Der Gesundheitsmarkt verändert sich radikal! Er wird wesentlich datengetriebener und patientenzentrierter. Austausch und Analyse von Gesundheitsdaten werden in Zukunft nicht nur einer massiven Verbesserung der Pandemiebekämpfung und Patientenversorgung dienen, sondern auch die Möglichkeiten für zusätzliche Use-Cases und Geschäftsmodelle eröffnen. Wer das erkannt hat, weiß: ohne Interoperabilität wird es in Zukunft nicht gehen.

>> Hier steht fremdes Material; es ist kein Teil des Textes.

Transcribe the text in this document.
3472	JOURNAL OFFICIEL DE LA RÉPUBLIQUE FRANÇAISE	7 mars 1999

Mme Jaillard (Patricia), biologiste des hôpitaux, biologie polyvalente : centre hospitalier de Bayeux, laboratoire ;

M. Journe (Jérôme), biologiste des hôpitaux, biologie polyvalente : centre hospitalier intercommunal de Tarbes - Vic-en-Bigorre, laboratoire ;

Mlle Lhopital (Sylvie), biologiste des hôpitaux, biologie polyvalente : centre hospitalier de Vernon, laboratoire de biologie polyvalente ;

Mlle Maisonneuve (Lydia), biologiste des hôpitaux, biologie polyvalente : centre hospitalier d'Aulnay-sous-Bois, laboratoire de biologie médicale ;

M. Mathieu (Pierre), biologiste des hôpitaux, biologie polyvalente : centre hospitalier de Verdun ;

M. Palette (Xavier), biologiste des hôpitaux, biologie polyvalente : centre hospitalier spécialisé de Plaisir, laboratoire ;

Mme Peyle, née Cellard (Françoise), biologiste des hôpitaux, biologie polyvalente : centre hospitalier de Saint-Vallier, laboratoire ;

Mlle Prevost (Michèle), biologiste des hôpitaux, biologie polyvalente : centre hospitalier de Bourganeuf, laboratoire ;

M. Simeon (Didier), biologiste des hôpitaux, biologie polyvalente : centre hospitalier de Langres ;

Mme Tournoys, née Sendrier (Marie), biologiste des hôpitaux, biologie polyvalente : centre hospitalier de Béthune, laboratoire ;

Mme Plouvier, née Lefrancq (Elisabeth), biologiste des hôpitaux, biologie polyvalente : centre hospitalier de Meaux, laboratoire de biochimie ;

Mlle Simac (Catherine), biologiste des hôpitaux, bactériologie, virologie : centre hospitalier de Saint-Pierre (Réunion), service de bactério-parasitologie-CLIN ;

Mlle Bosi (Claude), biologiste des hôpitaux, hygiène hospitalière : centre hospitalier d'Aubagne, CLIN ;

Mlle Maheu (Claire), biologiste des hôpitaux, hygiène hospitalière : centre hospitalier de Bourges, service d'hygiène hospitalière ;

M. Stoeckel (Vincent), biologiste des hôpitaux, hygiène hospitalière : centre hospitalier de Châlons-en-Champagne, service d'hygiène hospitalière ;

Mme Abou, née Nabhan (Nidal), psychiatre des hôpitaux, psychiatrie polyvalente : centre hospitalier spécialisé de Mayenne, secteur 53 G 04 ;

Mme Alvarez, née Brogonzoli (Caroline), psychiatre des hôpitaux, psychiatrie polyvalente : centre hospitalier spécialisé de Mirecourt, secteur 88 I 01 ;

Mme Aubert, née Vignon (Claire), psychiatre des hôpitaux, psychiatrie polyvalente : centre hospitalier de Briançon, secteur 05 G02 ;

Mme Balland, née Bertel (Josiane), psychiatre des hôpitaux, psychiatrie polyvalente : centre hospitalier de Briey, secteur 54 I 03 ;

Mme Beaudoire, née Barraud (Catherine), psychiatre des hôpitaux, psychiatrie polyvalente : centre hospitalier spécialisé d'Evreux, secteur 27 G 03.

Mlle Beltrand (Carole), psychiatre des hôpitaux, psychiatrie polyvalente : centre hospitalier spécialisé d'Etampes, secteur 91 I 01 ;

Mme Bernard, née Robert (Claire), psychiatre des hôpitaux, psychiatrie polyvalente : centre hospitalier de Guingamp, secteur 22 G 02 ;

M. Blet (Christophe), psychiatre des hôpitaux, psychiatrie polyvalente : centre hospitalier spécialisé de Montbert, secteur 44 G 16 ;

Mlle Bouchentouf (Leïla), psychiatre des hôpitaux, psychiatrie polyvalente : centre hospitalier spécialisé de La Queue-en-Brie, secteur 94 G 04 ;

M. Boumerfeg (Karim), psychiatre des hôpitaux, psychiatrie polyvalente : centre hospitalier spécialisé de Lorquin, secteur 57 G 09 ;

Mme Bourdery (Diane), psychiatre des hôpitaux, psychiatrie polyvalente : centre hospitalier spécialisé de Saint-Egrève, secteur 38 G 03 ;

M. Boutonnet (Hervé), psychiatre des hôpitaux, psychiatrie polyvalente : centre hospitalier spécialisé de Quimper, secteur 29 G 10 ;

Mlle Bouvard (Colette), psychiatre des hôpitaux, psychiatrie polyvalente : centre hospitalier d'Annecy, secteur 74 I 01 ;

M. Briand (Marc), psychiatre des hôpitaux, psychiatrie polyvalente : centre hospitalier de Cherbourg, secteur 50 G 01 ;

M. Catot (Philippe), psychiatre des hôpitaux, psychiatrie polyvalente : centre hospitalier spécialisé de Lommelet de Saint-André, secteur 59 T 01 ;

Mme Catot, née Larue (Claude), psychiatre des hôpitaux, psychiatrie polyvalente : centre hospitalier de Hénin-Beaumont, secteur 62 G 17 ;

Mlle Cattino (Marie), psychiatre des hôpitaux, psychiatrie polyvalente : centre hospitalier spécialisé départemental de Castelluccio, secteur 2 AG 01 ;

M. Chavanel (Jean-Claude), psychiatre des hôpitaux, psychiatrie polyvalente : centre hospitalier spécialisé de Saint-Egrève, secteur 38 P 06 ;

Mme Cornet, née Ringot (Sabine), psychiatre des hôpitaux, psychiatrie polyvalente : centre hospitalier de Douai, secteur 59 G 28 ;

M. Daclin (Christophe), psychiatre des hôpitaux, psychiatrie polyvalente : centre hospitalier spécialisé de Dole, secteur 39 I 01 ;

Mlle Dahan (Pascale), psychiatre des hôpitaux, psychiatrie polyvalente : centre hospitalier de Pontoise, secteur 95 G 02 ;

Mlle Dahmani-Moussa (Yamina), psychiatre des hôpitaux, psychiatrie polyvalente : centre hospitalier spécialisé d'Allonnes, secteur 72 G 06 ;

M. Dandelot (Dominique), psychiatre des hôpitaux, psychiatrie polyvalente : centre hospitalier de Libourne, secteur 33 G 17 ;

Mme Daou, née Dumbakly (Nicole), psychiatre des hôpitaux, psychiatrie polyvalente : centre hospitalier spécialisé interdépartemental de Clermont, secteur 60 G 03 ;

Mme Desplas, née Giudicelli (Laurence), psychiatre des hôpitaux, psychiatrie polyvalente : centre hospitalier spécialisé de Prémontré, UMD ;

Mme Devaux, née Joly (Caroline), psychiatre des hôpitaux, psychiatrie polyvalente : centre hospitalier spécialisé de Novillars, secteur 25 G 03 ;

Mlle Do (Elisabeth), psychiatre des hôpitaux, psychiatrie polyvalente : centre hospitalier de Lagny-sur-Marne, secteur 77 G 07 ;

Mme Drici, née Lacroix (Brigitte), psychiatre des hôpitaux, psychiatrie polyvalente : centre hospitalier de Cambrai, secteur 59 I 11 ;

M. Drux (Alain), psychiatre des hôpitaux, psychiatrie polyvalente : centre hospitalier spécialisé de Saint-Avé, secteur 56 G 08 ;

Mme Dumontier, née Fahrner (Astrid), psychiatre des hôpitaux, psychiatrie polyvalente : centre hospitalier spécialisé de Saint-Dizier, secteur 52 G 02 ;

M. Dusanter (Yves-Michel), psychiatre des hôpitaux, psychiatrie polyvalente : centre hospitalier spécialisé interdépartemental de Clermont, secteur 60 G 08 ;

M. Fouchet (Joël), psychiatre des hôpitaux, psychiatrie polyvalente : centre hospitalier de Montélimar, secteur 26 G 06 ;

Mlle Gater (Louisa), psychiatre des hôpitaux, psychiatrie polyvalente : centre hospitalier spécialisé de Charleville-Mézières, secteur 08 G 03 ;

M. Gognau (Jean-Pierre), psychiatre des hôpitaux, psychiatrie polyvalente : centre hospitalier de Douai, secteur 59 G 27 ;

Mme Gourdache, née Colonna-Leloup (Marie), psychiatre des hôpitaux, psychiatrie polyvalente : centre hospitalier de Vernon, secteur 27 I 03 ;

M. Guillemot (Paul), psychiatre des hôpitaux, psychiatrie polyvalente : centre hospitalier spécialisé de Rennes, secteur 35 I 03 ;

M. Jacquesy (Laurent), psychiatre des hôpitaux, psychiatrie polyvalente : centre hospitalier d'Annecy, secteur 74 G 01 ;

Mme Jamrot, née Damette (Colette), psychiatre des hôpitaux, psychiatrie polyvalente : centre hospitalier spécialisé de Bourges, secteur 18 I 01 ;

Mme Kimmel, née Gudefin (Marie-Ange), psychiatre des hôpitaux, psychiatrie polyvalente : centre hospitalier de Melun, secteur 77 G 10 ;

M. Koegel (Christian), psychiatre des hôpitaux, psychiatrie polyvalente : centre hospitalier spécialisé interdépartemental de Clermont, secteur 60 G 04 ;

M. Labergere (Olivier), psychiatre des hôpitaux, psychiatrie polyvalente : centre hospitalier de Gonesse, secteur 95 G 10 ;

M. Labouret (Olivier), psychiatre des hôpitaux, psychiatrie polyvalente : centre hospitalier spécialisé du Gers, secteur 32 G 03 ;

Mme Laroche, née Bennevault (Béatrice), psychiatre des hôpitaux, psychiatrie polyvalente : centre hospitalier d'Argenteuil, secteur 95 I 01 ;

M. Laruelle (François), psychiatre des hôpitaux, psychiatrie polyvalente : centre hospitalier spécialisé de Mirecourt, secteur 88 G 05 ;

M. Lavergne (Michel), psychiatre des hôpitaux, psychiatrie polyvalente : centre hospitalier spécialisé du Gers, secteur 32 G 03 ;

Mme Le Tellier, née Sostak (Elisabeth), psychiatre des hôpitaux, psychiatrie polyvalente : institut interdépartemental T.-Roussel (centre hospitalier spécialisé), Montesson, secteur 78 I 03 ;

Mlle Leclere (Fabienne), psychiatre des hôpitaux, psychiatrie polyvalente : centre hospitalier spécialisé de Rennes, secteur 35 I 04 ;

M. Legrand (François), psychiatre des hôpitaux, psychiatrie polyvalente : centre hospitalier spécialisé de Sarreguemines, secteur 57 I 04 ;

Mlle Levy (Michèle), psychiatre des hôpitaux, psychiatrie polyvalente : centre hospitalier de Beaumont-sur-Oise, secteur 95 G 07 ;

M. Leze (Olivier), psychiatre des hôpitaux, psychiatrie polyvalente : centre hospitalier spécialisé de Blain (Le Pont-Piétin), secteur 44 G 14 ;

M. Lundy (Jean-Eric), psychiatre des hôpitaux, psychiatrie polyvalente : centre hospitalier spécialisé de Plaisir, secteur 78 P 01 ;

Eine ganzheitliche und unmittelbare Einsicht in alle relevanten Gesundheitsdaten eines Menschen, welche zur Vorsorge, Therapie und Versorgung benötigt werden, ist innerhalb und vor allem zwischen Sektoren – trotz allen technischen Fortschritts – im deutschen Gesundheitsweisen derzeit nur bedingt möglich. Um die Bedürfnisse der steigenden Erwartungen von Menschen sowie des Gesundheitssystems zu bedienen, bedarf es Technologien, die Daten interoperabel austauschen und zusammenführen.

Die technischen Voraussetzungen für den intersektoralen Datenaustausch sind durch offene, internationale Standards und Profile (z.B. HL7, FHIR, DICOM und IHE) durchaus gegeben. Das deutsche Gesundheitswesen war jedoch bisher zurückhaltend in deren konsequenten Anwendung, insbesondere auch verursacht durch die föderale Struktur und die bestehenden Sektorengrenzen. Durch einrichtungsbezogene, unterschiedlich ausgeprägte Entwicklungen von proprietären Systemen und individuell realisierten,  technischen Standards, können die allgemeinen Standards als Grundlage der Interoperabilität nicht effektiv angewendet werden. Dass es auch anders gehen kann, sehen wir im internationalen Vergleich: Deutschland hängt momentan auf Ebene des Digitalisierungsgrades im Gesundheitswesen weit hinter anderen Ländern zurück.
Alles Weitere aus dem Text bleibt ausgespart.